Whether you aim for Michelin-starred restaurants or cozy neighborhood cafes, gastropubs or coffee shops, bustling street markets or glam food halls, the British capital offers an unending cornucopia to devour. If you have just three days to spend in the city, here are the foodie spots you can’t miss.
London weather is temperate but often rainy—keep your layers and umbrella handy.
If you only have time for one thing, make it Borough Market, London’s top food pilgrimage point.
It’s time to get reacquainted with British food. Check your outdated thoughts at the door and discover decadent options on a tasting tour, from classic pub fare like fish and chips to fresh scones and artisanal cheeses. Even better, visit Borough Market, ground zero for local and visiting food lovers.
What's more English than afternoon tea?

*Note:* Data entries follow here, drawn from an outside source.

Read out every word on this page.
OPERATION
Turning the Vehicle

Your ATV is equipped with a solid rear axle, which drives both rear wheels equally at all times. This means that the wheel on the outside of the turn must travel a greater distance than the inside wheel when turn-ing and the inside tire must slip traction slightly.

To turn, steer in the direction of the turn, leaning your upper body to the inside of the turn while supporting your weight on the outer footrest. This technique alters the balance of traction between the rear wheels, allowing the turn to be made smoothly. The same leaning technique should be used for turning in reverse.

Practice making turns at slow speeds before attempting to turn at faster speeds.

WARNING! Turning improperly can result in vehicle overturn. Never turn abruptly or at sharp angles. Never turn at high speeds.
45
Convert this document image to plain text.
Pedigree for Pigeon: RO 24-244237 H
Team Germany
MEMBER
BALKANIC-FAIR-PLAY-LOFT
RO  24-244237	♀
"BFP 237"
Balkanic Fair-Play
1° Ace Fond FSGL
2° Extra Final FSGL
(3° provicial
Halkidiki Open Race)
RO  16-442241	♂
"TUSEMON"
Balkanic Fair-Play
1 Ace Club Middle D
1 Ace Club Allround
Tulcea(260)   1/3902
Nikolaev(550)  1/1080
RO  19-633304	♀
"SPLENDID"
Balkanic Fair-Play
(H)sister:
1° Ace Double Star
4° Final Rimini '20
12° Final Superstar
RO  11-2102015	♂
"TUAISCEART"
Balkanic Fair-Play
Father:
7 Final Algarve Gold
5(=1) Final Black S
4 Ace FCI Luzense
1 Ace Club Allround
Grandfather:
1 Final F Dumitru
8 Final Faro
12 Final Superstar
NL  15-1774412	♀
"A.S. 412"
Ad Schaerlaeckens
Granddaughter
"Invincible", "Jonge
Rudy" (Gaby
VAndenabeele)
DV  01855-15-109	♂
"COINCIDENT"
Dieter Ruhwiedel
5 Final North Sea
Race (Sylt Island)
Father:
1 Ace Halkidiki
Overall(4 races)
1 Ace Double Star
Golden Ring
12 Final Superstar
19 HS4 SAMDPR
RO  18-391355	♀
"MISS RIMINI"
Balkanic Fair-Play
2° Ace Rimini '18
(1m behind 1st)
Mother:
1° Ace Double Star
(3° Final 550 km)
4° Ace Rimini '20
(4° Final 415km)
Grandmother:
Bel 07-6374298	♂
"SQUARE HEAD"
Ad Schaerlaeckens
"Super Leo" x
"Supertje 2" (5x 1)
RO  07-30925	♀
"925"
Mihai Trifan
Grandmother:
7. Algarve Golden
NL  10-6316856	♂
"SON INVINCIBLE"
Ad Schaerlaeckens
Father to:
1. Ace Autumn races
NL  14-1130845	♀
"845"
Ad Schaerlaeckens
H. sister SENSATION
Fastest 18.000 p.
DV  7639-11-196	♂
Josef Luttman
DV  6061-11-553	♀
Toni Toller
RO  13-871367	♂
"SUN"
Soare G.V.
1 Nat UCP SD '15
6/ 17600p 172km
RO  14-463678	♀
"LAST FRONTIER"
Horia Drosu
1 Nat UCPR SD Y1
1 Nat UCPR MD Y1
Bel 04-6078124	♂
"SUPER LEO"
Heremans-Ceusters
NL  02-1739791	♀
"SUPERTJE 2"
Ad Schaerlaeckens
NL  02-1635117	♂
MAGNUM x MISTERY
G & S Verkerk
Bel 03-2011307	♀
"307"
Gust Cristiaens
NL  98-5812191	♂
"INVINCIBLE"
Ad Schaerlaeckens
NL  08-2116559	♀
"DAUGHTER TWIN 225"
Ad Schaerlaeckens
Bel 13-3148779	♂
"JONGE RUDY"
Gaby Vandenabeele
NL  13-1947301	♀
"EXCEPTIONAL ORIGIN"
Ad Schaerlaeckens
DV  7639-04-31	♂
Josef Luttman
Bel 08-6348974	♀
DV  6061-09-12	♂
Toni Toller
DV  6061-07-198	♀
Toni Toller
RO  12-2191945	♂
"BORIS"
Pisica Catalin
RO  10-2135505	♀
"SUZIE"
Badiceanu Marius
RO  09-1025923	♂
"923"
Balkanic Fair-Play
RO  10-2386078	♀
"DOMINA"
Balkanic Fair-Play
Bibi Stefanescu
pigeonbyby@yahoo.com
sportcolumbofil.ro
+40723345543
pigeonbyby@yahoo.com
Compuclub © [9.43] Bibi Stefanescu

Save space for finger sandwiches and petits fours to accompany tea and Champagne, and enjoy them in a fancy hotel, aboard a double-decker bus, or at Kensington Palace. Or, if you’re after the harder stuff, discover London’s gin craze heyday on a bibulous tour.
London has been a brewing capital for centuries, and beer styles ranging from porter to IPA can trace their legacy to the British capital. Exploring that liquid history is a London must, and a pub tour is the perfect introduction. For something more new-school, try a craft beer tour.
After a pint (or several), there’s nothing like a hearty meal—you shouldn't leave London without an Indian feast. “Indian” as a blanket term fails to convey the city's breadth. From Pakistani and Bangladeshi spots in East London to those that capture India’s regional diversity, there’s so much to taste and explore.
Speaking of Bangladeshi food, head to London’s East End—one of the city’s foodie must-visit areas—to find curries aplenty on Brick Lane. But that’s just one stop on an eclectic walking tour. In addition to wandering Shoreditch and spotting street art (and historical landmarks), you’ll sample favorites from bagels to bacon sandwiches.
The vibrant central London neighborhood of Soho is popular for its many top-notch restaurants, not to mention its ineffable nightlife scene, LGBTQ-friendly venues, and late-night festivities. Since it really comes into its own at night, book a nighttime tour to end your trip on a high note.